MIDLAND, Texas — Many parishioners in a small but active Episcopal congregation in Midland are reeling after an order from their bishop to leave church property if they can’t adhere to the tenets of the national Episcopal church.
It is the latest episode in an ongoing feud over values within the church — one that peaked in 2003 when the Episcopal Church of the United States of America (ECUSA) named a homosexual, V. Gene Robinson, as bishop of New Hampshire.
The Rev. Jon Stasney, rector of St. Nicholas Episcopal Church in Midland, said he received word Monday from Bishop Wallis Ohl that those who disagreed with the national church should “leave the property by June 1.”
The move came after months of negotiation with Bishop Ohl, an effort to keep the congregation together regardless of the ideological split within the church.
“Most members did not desire to be affiliated with ECUSA,” said the Rev. Jonathan Hartzer, associate rector. “St. Nicholas representatives asked the bishop to help work out a mutual solution that would keep the congregation together.”
The bishop attended a meeting March 31 with church members, during which they voted on their preferences.
Eighty-nine percent of those who voted said they did not want to be affiliated with ECUSA but rather wanted to remain a part of the worldwide Anglican Communion, although not as Episcopalians.
Bishop Ohl informed church leaders last week that those opposed to ECUSA should leave the premises. In a letter of explanation, he said:
“I believe that in the long-run, delaying the decision would have been much more difficult for all involved. The animosity between the factions of what currently constitutes St. Nicholas Episcopal Church was not ameliorating; in fact it was becoming more exacerbated with each passing week. I do not believe that is good for the souls of those who wish to depart the Episcopal Church to remain in the close proximity relationship that currently exists.”

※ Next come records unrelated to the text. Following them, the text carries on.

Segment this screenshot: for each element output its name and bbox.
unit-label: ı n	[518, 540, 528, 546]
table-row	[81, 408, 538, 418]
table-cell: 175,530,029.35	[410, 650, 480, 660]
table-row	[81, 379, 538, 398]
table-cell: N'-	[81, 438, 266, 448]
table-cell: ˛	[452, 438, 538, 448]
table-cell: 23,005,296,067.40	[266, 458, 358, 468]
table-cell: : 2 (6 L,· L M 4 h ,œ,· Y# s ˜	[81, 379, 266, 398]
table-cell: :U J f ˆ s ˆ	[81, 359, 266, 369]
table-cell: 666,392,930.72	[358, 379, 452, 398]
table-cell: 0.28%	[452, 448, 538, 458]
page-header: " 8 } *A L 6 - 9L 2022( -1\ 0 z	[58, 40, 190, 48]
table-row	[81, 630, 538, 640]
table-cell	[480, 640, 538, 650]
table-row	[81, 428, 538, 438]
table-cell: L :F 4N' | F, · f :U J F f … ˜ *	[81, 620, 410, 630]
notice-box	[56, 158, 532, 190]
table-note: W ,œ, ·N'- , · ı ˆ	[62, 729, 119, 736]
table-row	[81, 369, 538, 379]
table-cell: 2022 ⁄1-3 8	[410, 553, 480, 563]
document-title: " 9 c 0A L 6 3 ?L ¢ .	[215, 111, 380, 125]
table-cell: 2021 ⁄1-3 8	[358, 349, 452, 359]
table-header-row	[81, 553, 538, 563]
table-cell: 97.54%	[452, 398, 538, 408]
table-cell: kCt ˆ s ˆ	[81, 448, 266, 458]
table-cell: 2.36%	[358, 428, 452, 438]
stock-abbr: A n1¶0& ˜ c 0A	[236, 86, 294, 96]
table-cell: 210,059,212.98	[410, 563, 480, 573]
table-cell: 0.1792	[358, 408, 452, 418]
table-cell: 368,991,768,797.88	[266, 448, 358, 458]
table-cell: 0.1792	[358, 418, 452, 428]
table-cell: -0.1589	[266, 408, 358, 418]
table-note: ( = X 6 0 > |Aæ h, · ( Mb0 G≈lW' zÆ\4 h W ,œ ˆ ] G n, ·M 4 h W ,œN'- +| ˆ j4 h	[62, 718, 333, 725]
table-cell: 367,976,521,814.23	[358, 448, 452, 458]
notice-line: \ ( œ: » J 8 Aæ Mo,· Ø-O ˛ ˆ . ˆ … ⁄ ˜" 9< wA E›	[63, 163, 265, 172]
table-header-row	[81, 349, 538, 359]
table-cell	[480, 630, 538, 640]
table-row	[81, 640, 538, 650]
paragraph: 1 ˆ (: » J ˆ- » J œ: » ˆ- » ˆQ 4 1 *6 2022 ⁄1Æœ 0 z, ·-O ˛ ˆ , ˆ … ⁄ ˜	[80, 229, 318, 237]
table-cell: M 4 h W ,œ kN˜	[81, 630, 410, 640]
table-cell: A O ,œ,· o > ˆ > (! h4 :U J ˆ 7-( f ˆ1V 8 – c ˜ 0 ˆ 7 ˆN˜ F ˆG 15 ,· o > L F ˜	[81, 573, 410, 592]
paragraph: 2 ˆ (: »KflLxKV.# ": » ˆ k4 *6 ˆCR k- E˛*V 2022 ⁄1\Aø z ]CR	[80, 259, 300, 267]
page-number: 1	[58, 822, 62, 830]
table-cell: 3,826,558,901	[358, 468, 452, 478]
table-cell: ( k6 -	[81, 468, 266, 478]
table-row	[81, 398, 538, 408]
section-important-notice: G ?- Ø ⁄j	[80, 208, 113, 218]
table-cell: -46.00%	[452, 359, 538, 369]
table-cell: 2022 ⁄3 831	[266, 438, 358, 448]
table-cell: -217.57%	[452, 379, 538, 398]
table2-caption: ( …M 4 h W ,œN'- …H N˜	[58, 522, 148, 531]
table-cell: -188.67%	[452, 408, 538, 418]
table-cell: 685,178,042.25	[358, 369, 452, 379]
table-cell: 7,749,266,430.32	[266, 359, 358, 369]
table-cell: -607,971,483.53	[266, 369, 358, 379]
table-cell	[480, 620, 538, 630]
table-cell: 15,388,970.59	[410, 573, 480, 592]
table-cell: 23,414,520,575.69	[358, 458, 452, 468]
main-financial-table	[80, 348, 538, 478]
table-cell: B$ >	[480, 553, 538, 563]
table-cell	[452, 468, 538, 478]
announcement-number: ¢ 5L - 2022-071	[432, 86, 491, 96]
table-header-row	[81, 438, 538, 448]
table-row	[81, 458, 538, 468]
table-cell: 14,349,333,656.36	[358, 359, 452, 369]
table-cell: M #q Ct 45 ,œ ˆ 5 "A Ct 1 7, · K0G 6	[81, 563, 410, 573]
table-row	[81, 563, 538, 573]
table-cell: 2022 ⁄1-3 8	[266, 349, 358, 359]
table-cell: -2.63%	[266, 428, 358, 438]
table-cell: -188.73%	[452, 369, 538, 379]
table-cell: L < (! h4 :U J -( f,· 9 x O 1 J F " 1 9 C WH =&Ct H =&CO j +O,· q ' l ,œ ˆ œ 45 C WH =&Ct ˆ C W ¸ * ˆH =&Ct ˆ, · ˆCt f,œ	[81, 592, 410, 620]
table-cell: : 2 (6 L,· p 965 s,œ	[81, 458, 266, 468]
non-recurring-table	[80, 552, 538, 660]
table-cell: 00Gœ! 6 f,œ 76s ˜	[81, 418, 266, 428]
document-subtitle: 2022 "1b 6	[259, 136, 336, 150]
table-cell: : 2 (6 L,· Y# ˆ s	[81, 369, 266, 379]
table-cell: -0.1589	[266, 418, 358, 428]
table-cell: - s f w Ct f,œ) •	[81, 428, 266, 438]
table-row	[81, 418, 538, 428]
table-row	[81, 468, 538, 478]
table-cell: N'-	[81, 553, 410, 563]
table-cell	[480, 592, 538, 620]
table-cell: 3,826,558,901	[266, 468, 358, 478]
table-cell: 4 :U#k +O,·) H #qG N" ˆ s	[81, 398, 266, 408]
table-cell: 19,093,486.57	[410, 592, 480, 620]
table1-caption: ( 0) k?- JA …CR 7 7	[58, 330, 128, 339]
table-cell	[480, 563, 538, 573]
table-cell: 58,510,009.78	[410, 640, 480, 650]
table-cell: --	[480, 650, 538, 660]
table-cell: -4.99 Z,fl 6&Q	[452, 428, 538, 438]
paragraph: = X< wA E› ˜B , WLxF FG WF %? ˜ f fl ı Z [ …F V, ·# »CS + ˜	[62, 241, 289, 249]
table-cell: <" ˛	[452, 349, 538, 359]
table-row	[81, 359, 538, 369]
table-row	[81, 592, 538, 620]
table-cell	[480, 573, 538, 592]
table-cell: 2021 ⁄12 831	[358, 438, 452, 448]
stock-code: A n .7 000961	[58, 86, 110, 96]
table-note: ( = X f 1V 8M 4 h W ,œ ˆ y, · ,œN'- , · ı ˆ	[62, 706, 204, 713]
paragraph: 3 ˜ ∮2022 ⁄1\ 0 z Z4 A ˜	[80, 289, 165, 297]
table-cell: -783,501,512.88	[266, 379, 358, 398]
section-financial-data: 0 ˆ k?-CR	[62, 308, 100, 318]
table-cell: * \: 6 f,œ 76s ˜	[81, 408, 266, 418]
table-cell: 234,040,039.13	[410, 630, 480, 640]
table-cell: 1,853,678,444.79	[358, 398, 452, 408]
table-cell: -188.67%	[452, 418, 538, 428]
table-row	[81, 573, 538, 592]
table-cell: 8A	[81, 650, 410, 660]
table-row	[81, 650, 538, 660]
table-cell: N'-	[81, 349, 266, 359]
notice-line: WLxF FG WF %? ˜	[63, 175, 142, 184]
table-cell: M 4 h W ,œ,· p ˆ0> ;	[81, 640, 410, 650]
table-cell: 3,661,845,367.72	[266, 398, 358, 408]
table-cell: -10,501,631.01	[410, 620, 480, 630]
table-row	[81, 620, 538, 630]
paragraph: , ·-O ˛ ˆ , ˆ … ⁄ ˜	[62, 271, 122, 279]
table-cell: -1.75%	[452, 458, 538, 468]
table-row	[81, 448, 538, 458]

As it stands, the 31 who voted to remain in the national Episcopal church will continue to attend St. Nicholas, with financial help from the diocese. The others will find another home.
Not to worry, Mr. Stasney said yesterday. The group already has a handful of offers for temporary relief.
He said there had been “an outpouring of support from the community,” and one Catholic church, an independent charismatic group and two smaller churches have offered to share quarters with his flock.
Though Bishop Robinson’s appointment became the biggest rallying point for those who believe the national church has strayed from biblical teaching, the national church’s blessing of same-sex unions and other liberal stances have intensified that split.
“The battle in the Episcopal church and other denominations is not just about homosexuality,” Mr. Stasney said. “It’s about whether or not we are going to remain true to the biblical faith and 2000 years of apostolic teaching.”